Commentaire • 0
Sur la décision
| Référence : | CA Paris, pôle 1 ch. 5, 24 févr. 2026, n° 25/16770 |
|---|---|
| Juridiction : | Cour d'appel de Paris |
| Numéro(s) : | 25/16770 |
| Importance : | Inédit |
| Décision précédente : | Tribunal de grande instance, JEX, 16 septembre 2025, N° 25/03004 |
| Dispositif : | Autre |
| Date de dernière mise à jour : | 5 mars 2026 |
| Lire la décision sur le site de la juridiction |
Texte intégral
Copies exécutoires République française
délivrées aux parties le : Au nom du peuple français
COUR D’APPEL DE PARIS
Pôle 1 – Chambre 5
ORDONNANCE DU 24 FEVRIER 2026
(n° /2026, 4 pages)
Numéro d’inscription au répertoire général : N° RG 25/16770 – N° Portalis 35L7-V-B7J-CMC2F
Décision déférée à la Cour : Jugement du 16 Septembre 2025 – Juge de l’exécution d'[Localité 1] – RG n° 25/03004
Nature de la décision : Contradictoire
NOUS, Marie-Hélène MASSERON, Présidente de chambre, agissant par délégation du Premier Président de cette Cour, assistée de Cécilie MARTEL, Greffière.

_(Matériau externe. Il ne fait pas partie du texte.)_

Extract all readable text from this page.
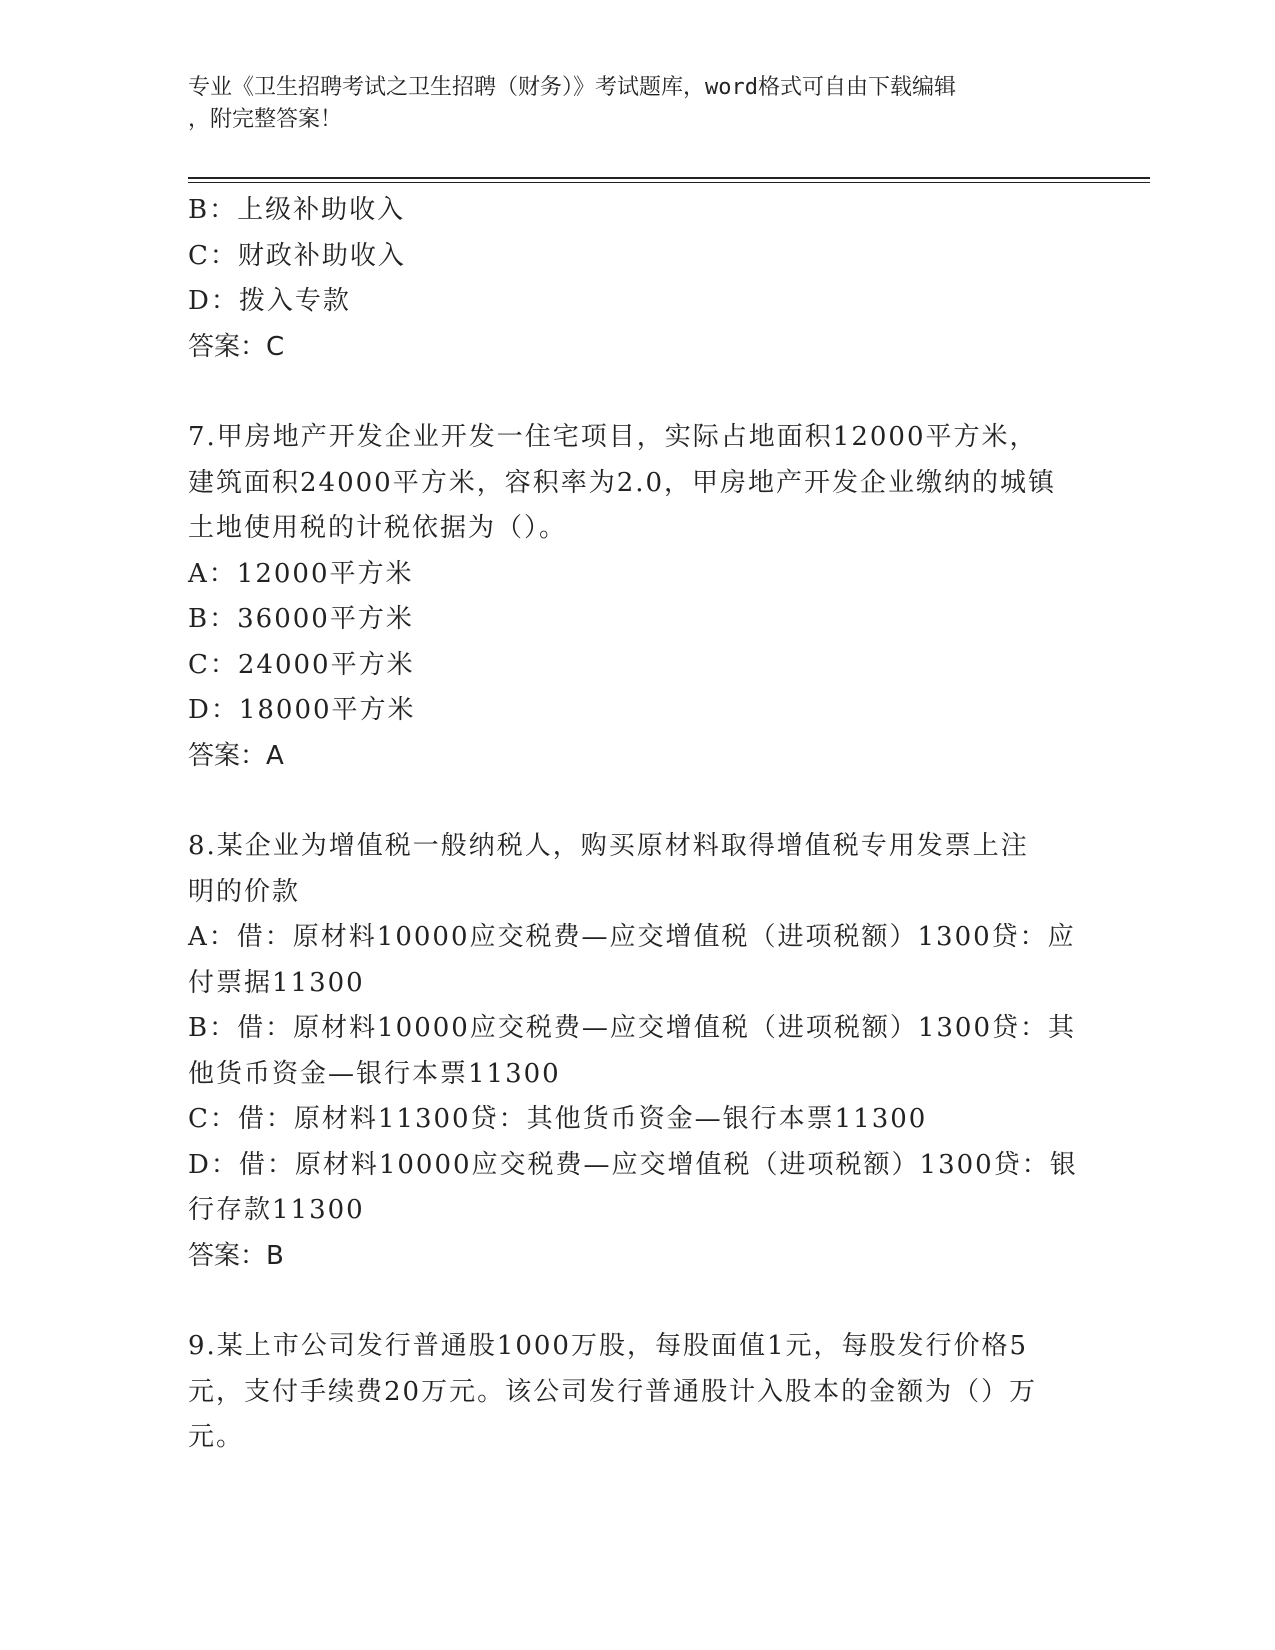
专业《卫生招聘考试之卫生招聘（财务）》考试题库，word格式可自由下载编辑
，附完整答案！
B：上级补助收入
C：财政补助收入
D：拨入专款
答案：C
7.甲房地产开发企业开发一住宅项目，实际占地面积12000平方米，
建筑面积24000平方米，容积率为2.0，甲房地产开发企业缴纳的城镇
土地使用税的计税依据为（）。
A：12000平方米
B：36000平方米
C：24000平方米
D：18000平方米
答案：A
8.某企业为增值税一般纳税人，购买原材料取得增值税专用发票上注
明的价款
A：借：原材料10000应交税费—应交增值税（进项税额）1300贷：应
付票据11300
B：借：原材料10000应交税费—应交增值税（进项税额）1300贷：其
他货币资金—银行本票11300
C：借：原材料11300贷：其他货币资金—银行本票11300
D：借：原材料10000应交税费—应交增值税（进项税额）1300贷：银
行存款11300
答案：B
9.某上市公司发行普通股1000万股，每股面值1元，每股发行价格5
元，支付手续费20万元。该公司发行普通股计入股本的金额为（）万
元。
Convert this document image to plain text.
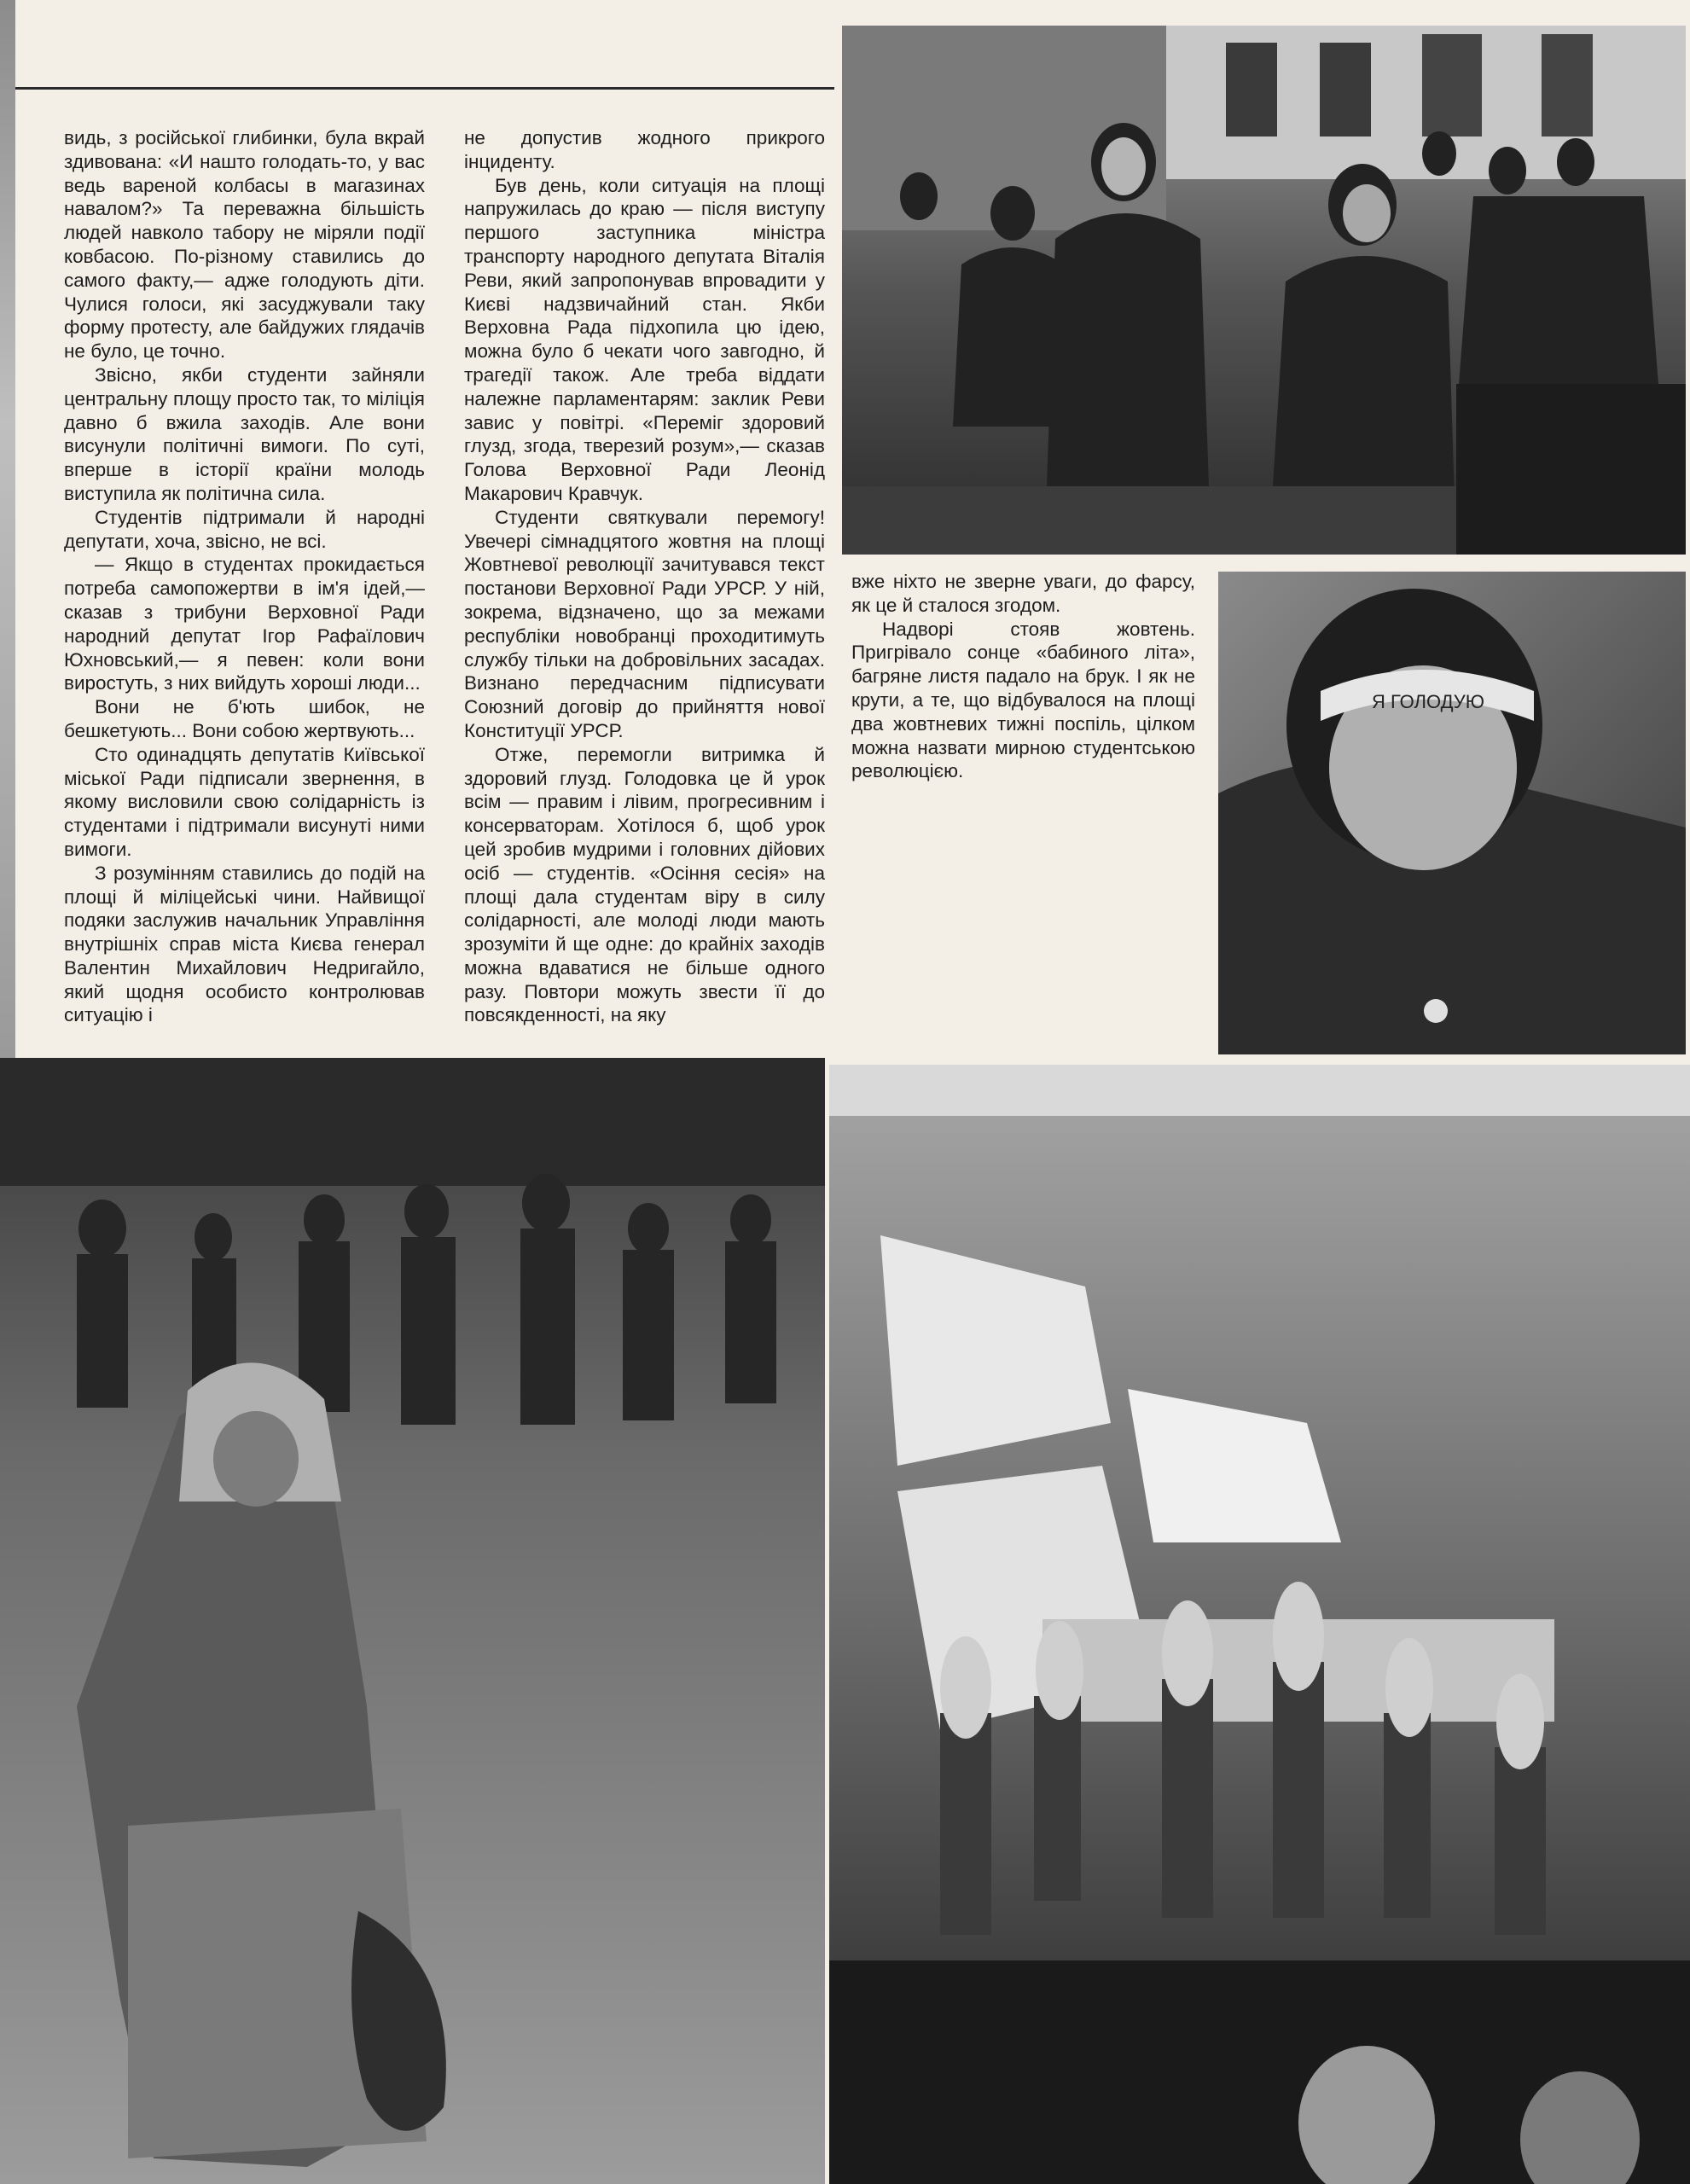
видь, з російської глибинки, була вкрай здивована: «И нашто голодать-то, у вас ведь вареной колбасы в магазинах навалом?» Та переважна більшість людей навколо табору не міряли події ковбасою. По-різному ставились до самого факту,— адже голодують діти. Чулися голоси, які засуджували таку форму протесту, але байдужих глядачів не було, це точно.

Звісно, якби студенти зайняли центральну площу просто так, то міліція давно б вжила заходів. Але вони висунули політичні вимоги. По суті, вперше в історії країни молодь виступила як політична сила.

Студентів підтримали й народні депутати, хоча, звісно, не всі.

— Якщо в студентах прокидається потреба самопожертви в ім'я ідей,— сказав з трибуни Верховної Ради народний депутат Ігор Рафаїлович Юхновський,— я певен: коли вони виростуть, з них вийдуть хороші люди...

Вони не б'ють шибок, не бешкетують... Вони собою жертвують...

Сто одинадцять депутатів Київської міської Ради підписали звернення, в якому висловили свою солідарність із студентами і підтримали висунуті ними вимоги.

З розумінням ставились до подій на площі й міліцейські чини. Найвищої подяки заслужив начальник Управління внутрішніх справ міста Києва генерал Валентин Михайлович Недригайло, який щодня особисто контролював ситуацію і

не допустив жодного прикрого інциденту.

Був день, коли ситуація на площі напружилась до краю — після виступу першого заступника міністра транспорту народного депутата Віталія Реви, який запропонував впровадити у Києві надзвичайний стан. Якби Верховна Рада підхопила цю ідею, можна було б чекати чого завгодно, й трагедії також. Але треба віддати належне парламентарям: заклик Реви завис у повітрі. «Переміг здоровий глузд, згода, тверезий розум»,— сказав Голова Верховної Ради Леонід Макарович Кравчук.

Студенти святкували перемогу! Увечері сімнадцятого жовтня на площі Жовтневої революції зачитувався текст постанови Верховної Ради УРСР. У ній, зокрема, відзначено, що за межами республіки новобранці проходитимуть службу тільки на добровільних засадах. Визнано передчасним підписувати Союзний договір до прийняття нової Конституції УРСР.

Отже, перемогли витримка й здоровий глузд. Голодовка це й урок всім — правим і лівим, прогресивним і консерваторам. Хотілося б, щоб урок цей зробив мудрими і головних дійових осіб — студентів. «Осіння сесія» на площі дала студентам віру в силу солідарності, але молоді люди мають зрозуміти й ще одне: до крайніх заходів можна вдаватися не більше одного разу. Повтори можуть звести її до повсякденності, на яку

вже ніхто не зверне уваги, до фарсу, як це й сталося згодом.

Надворі стояв жовтень. Пригрівало сонце «бабиного літа», багряне листя падало на брук. І як не крути, а те, що відбувалося на площі два жовтневих тижні поспіль, цілком можна назвати мирною студентською революцією.

Я ГОЛОДУЮ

Vu l’assignation en référé délivrée à la requête de :
Madame [R] [A]
[Adresse 1]
[Localité 2]
Monsieur [B] [L]
[Adresse 1]
[Localité 2]
Représentés par Me Camille TERRIER, avocat au barreau de PARIS, toque : E545
à
DÉFENDEUR
Monsieur [U] [H] [O], entrepreneur individuel, exerçant sous l’enseigne commerciale [V]
[Adresse 2]
[Localité 3]
Représenté par Me Olivier LECA, avocat au barreau de PARIS, toque : C896
AUTRES PARTIES POUR DÉNONCIATION DE LA PROCÉDURE
SOCIÉTÉ BANQUE POPULAIRE RIVES DE PARIS,
[Adresse 3]
[Localité 4]
Non comparante ni représentée à l’audience
S.A.S. [D], pour dénonciation de la procédure
[Adresse 4]
[Localité 5]
Non comparante ni représentée à l’audience
Et après avoir appelé les parties lors des débats de l’audience publique du 27 Janvier 2026 :
Par jugement du 16 septembre 2025, le juge de l’exécution du tribunal judiciaire d’Evry a, dans un litige opposant M. [O] à M. [L] et Mme [A] :
— ordonné la mainlevée des saisies conservatoires pratiquées le 27 février 2025 entre les mains des sociétés Banque Populaire Rives de Paris, Boursorama, Arkea Direct Bank et [D] à la requête de M. [L] et Mme [A] au préjudice de M. [O] et ce, aux frais de M. [L] et Mme [A] ;
— Ordonné la mainlevée des saisies conservatoires pratiquées le 29 avril 2024 entre les mains de la société Crédit Lyonnais à la requête de M. [O] au préjudice de Mme [A] et ce, aux frais de M. [O] ;
— Débouté les parties de leurs demandes en paiement de dommages et intérêts ;
— Dit que chacune des parties conservera la charge de ses dépens et frais irrépétibles ;
— Rappelé que la présente décision est de plein droit exécutoire par provision.
M. [L] et Mme [A] ont interjeté appel de ce jugement par déclaration du 7 octobre 2025.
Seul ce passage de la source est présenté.